Few-Label Multimodal Modeling of SNP Variants and ECG Phenotypes Using Large Language Models for Cardiovascular Risk Stratification
This addresses the challenge of limited labeled data for personalized cardiovascular care, though it appears incremental in applying existing LLM techniques to a specific domain.
The paper tackles cardiovascular disease risk stratification by developing a few-label multimodal framework that integrates SNP variants and ECG phenotypes using large language models, achieving comparable performance to models trained on full datasets.

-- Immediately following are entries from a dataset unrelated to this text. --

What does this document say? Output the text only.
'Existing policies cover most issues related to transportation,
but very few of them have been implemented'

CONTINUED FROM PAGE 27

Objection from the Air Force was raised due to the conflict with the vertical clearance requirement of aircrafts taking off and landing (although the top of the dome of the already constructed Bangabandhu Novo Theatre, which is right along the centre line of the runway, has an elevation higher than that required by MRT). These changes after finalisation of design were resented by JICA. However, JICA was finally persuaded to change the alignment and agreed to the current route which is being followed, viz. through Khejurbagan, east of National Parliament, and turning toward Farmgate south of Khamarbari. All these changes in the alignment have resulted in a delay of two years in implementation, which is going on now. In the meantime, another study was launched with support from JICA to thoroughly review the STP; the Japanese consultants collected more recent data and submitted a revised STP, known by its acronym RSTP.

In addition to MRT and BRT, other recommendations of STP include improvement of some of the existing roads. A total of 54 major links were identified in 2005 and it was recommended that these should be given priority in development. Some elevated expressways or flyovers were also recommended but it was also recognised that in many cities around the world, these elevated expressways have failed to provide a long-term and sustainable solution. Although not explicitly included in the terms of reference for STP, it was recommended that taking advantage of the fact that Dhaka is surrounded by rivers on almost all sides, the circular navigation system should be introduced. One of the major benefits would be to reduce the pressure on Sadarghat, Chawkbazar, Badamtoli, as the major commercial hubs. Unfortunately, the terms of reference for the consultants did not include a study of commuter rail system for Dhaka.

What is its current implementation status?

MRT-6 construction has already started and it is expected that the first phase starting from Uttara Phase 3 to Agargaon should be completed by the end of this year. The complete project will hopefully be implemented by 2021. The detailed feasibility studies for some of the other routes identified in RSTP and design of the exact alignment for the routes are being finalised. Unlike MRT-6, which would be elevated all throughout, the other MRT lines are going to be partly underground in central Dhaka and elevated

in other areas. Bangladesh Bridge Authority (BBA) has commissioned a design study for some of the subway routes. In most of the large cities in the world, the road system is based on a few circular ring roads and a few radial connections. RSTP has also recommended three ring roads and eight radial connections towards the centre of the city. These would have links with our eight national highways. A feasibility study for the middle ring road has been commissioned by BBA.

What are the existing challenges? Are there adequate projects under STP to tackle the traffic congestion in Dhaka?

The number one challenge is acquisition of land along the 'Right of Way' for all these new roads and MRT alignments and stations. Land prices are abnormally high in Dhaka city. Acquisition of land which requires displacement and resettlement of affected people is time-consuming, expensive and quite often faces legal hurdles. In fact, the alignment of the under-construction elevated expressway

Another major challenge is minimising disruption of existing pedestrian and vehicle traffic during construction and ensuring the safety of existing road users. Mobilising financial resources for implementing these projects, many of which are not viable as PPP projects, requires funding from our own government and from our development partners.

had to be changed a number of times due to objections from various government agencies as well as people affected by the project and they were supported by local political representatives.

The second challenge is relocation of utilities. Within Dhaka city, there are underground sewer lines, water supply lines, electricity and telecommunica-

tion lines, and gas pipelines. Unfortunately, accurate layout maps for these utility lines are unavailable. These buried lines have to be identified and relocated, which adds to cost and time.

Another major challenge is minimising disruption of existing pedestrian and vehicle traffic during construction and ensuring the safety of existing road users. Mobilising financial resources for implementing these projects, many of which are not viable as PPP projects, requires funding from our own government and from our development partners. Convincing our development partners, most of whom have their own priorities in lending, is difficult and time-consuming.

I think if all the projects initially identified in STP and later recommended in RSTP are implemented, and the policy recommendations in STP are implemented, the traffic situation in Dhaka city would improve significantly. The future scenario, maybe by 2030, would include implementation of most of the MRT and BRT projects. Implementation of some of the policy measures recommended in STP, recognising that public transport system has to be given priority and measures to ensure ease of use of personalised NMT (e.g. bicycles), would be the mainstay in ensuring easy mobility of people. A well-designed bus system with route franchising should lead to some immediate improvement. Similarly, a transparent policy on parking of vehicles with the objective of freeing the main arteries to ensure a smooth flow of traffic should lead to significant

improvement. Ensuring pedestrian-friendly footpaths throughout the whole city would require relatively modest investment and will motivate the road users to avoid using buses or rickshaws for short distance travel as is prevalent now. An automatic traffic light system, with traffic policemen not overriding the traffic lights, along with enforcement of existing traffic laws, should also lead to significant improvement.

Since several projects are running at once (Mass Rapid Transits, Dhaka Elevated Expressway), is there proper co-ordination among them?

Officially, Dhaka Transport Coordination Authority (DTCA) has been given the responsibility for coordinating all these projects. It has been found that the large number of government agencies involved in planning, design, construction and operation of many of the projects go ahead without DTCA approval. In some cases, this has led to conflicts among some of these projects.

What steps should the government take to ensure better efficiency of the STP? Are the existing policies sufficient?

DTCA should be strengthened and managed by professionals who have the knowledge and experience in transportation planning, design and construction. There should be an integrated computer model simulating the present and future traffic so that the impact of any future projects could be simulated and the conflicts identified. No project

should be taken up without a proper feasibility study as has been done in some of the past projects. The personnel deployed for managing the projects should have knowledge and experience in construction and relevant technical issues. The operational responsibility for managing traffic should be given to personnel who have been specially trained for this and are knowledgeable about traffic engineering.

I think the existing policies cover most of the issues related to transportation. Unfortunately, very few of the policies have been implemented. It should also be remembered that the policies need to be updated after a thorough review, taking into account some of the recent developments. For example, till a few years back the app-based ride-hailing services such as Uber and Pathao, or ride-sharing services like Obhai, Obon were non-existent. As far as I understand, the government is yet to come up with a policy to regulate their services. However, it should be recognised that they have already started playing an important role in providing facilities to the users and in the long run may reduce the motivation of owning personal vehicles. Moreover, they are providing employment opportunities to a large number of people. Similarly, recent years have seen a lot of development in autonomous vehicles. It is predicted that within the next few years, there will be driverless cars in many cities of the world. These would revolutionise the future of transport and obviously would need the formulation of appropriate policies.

Cardiovascular disease (CVD) risk stratification remains a major challenge due to its multifactorial nature and limited availability of high-quality labeled datasets. While genomic and electrophysiological data such as SNP variants and ECG phenotypes are increasingly accessible, effectively integrating these modalities in low-label settings is non-trivial. This challenge arises from the scarcity of well-annotated multimodal datasets and the high dimensionality of biological signals, which limit the effectiveness of conventional supervised models. To address this, we present a few-label multimodal framework that leverages large language models (LLMs) to combine genetic and electrophysiological information for cardiovascular risk stratification. Our approach incorporates a pseudo-label refinement strategy to adaptively distill high-confidence labels from weakly supervised predictions, enabling robust model fine-tuning with only a small set of ground-truth annotations. To enhance the interpretability, we frame the task as a Chain of Thought (CoT) reasoning problem, prompting the model to produce clinically relevant rationales alongside predictions. Experimental results demonstrate that the integration of multimodal inputs, few-label supervision, and CoT reasoning improves robustness and generalizability across diverse patient profiles. Experimental results using multimodal SNP variants and ECG-derived features demonstrated comparable performance to models trained on the full dataset, underscoring the promise of LLM-based few-label multimodal modeling for advancing personalized cardiovascular care.